Janice at the front desk always softened her transfers with a cheerful warning, even on her worst days, so when her voice came through thin and careful, stripped of its usual warmth, something inside my chest tightened before she even explained why she was calling.
“Megan, it’s your son’s school. They said you need to come immediately.”
I stood so quickly my chair scraped against the cabinet behind me, and while I pressed the receiver closer to my ear, I forced my voice into something steady, something adult, even though my fingers had already gone cold and unresponsive.
A woman introduced herself as Dr. Kline, the principal at Maple Grove Elementary, and she spoke with that deliberate calm people use when they are guiding you across something fragile without letting you see how far you could fall.

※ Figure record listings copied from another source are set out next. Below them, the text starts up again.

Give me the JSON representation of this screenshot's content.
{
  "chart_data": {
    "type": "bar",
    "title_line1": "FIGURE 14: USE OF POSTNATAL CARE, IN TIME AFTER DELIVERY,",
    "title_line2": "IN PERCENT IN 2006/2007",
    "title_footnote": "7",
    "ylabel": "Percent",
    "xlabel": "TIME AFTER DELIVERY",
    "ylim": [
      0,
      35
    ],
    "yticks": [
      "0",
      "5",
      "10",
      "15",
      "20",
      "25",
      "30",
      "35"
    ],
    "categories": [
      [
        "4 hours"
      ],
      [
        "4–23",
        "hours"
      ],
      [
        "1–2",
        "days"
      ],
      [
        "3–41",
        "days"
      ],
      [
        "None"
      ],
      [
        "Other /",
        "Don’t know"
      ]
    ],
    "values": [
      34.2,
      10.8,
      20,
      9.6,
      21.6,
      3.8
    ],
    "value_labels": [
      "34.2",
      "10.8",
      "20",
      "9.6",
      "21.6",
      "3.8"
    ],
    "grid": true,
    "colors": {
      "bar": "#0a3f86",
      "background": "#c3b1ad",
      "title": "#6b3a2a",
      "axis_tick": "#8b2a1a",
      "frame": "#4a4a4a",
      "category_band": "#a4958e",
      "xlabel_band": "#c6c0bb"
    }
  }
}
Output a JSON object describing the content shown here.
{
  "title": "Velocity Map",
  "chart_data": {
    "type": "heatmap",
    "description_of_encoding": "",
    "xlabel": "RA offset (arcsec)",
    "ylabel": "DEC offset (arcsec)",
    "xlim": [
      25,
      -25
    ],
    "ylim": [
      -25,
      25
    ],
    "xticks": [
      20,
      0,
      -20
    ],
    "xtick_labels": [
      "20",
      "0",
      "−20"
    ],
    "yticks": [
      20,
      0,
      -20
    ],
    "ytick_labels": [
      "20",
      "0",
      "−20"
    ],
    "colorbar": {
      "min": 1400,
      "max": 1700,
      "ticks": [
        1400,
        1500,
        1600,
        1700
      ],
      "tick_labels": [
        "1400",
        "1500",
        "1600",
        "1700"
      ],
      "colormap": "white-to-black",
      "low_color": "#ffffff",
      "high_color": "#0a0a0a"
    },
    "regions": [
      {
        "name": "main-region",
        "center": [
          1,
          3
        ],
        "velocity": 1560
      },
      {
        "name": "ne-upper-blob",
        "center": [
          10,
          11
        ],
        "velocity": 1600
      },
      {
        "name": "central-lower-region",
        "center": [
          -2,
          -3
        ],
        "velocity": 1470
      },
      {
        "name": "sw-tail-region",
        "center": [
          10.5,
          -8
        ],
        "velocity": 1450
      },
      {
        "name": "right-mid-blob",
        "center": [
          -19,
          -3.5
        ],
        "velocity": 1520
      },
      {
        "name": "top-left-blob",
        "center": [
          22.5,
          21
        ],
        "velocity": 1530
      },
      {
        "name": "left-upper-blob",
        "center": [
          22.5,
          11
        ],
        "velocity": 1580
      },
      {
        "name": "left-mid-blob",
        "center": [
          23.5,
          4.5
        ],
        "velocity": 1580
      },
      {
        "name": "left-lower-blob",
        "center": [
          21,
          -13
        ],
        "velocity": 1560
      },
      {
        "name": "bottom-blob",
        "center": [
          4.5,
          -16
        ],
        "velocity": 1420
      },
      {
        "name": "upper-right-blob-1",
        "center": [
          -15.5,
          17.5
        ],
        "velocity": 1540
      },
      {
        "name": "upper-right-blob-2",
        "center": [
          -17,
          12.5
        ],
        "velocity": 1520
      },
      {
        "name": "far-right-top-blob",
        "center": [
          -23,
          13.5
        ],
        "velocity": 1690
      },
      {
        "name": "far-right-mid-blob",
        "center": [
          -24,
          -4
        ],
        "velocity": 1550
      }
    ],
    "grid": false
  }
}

“Mrs. Carroway, I need you to come to the school right away. There’s an emergency involving Miles.”
For a brief, disorienting second, my mind refused to process the sentence, because only that morning Miles had been perfectly fine, laughing in his bright green hoodie, humming his ridiculous dinosaur song while he struggled with his shoelaces, and I had kissed the top of his head without any sense that the day could fracture like this.
“Is he hurt?” I asked, although the voice that came out of me sounded thinner than I intended, like it belonged to someone much younger.
There was a pause, just long enough to scrape against my nerves.
“He is safe,” Dr. Kline said carefully, “but you need to be here now. Please.”